The Balance Of Our Tour: Everything Is Both Different And The Same

Dec 1, 2008 | Conscientious Objection, Peace and Nonviolence

By Liza Smith

After 21 days on the road, 2557 miles driven and countless cafeteria meals — things are both different and the same. For example, before the tour our van was just another rental car with nothing unique about it. We returned it well used, more fragrant (!) and with a new name: the planet of Tranquilandia.

Drop Beats Not BombsMaybe more importantly, when the tour started the entire country was waiting with baited breath for the results of the election. Now we know that Obama will be our next USpresident. According to most people I’ve talked to, this means that some positive changes are likely to come about, but that we are not going to see an overhaul of the entire world order. Before the tour, political hip hop from Detroit had nothing to do with youth resistance in Colombia. Now Invincible’s rhymes and Paula’s stories of creative resistance are flowing together — in people’s imaginations, thoughts and maybe even dreams. And yet, there is

still war in Colombia, displacement in Detroit and a poverty draft of young people of color and the poor.

If we were executives in a big corporation we might ask: what are the measurable outcomes of our work? Was there return on investment? Our questions are framed differently in this laboratory of resistance (as we like to call it), but they are still questions we have to ask ourselves: what is the balance of this tour? We stretch our necks to look around us: have we changed the world yet? Are things different now? Is there less war, violence, poverty and racism? Is there more revolutionary love?

I can safely say yes, we brought people together. We made connections between local, national and international struggles. We worked with and supported student organizers. We opened up spaces for important issues to get talked about. Folks felt inspired. And as organizers we learned some good lessons.

I invited a friend and supporter of the FOR Colombia program to our final workshop and event in New York City. He showed up with his three younger siblings and afterwards wrote me an email saying, “We just got home from the event in Manhattan and I wanted to thank you again for the invitation. My siblings thought it was a great, interactive event. Afterwards, they told me that that was the first time they heard of conscientious objection and the first time they ever had a space to talk about the military in a critical way. I think it helped for them to hear about something that could be considered “radical” from someone other then myself. The conversations that continued after the event were ground breaking and I think it brought us closer together.”

As far as I’m concerned, his email spoke to a success, albeit on a microcosmic level, of this tour. After all, this movement is made up of people: people and their families, friends and enemies, co-workers, bosses and neighbors. As people we are trying to love and challenge each other. Through one of our workshops, my friend had the opportunity to both break new ground with his family in taking a critical look at militarism, while at the same time feel closer to them. What else are we doing if not bringing our passion to create a more just world to the very center of our personal relationships?

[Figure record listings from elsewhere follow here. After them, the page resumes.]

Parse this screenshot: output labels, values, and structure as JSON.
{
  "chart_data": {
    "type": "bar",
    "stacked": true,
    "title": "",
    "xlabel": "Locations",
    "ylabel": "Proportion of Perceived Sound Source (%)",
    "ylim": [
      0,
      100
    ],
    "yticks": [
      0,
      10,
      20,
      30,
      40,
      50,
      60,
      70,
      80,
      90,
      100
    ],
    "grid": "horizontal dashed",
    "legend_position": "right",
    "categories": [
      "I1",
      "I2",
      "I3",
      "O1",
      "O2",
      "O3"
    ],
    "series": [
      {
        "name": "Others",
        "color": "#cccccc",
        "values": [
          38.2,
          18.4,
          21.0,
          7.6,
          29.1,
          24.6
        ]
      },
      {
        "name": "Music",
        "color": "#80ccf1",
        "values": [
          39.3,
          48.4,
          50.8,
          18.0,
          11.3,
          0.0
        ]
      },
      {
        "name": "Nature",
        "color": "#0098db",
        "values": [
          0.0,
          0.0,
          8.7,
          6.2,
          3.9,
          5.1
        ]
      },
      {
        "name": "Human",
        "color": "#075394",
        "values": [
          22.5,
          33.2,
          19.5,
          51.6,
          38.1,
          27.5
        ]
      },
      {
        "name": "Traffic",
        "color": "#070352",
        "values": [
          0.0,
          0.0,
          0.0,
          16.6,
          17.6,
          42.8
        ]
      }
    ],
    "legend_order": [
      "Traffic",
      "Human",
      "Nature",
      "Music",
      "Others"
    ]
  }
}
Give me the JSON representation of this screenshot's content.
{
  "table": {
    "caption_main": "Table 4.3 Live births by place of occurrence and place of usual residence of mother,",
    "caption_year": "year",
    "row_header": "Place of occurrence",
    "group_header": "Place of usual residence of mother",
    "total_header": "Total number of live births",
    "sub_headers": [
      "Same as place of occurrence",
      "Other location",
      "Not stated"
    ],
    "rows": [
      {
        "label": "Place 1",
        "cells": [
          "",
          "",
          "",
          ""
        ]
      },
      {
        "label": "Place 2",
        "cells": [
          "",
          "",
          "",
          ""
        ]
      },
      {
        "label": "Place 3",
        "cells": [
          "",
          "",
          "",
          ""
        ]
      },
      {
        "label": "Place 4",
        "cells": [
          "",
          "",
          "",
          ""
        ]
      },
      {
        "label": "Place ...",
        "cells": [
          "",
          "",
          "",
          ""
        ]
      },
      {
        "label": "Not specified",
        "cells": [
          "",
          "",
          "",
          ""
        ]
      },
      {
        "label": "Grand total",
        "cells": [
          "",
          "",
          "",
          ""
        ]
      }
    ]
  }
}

Last spring I heard Andrea Smith speak, a native activist/academic and founder of Incite! Women of Color Against Violence. She suggested that the left has something to learn from the way that activists on the Christian right invest their time and resources in making relationships with people. She used the example of phone banking: instead of asking for a donation or contact information, they simply call you up to say a prayer for your health and well being. This action creates a connection and is a long-term investment in that individual; it is the Christian right’s version of “movement building.” She challenged the folks in the audience to think about how we can invest in the movement for the long term and not always be focused on our immediate goals of raising X amount of money or securing X number of signatures.

I cannot claim that our Drop Beats Not Bombs tour perfectly carried out a “movement building” model. Like I said above, we faced our share of challenges along the way, we learned from them and have hopefully become better organizers because of them. But if anything is a measurable outcome, it is the relationships we built along the way — the relationships the five of us on tour developed with each other during the countless hours in the van (we connected Detroit to East Los Angeles to Boulder to Minneapolis to Colombia), the relationship that we started (and will continue to cultivate) with student organizers, the connection we made with an Israeli conscientious objector in Ithaca and the relationships strengthened among my friends’ family because the tour offered a space for discussion, connection and analysis.

Our last day together we spent as tourists in New York City. Paula wanted to see the Statue of Liberty so we took the boat there and clutched our coats to our ears to keep out the cold as we peered up at that huge, green lady of liberty. I felt a mix of feelings: hope, disappointment, exhaustion, idealism and cynicism. Somehow it seemed strangely apropos to be there — in the balance of it all, with a new president-elect, with lessons learned from our time on the road, the Statue of Liberty was there in all her splendor. I thought to myself that she does stand for something, for a big vision of what could be, one of those archetypal symbols that loom on our psychological horizon. And at the same time, I wished our country would live up to what she stands for.

That’s why everything is both different and the same. Thankfully change has taken place in this country over the years, through the tireless efforts of so many who have come before us. And there is still lots to do.

~

Thanks to all of you who put in so much hard work to make the 2008 Drop Beats Not Bombs tour a success. As Invincible says, “that’s what’s up!”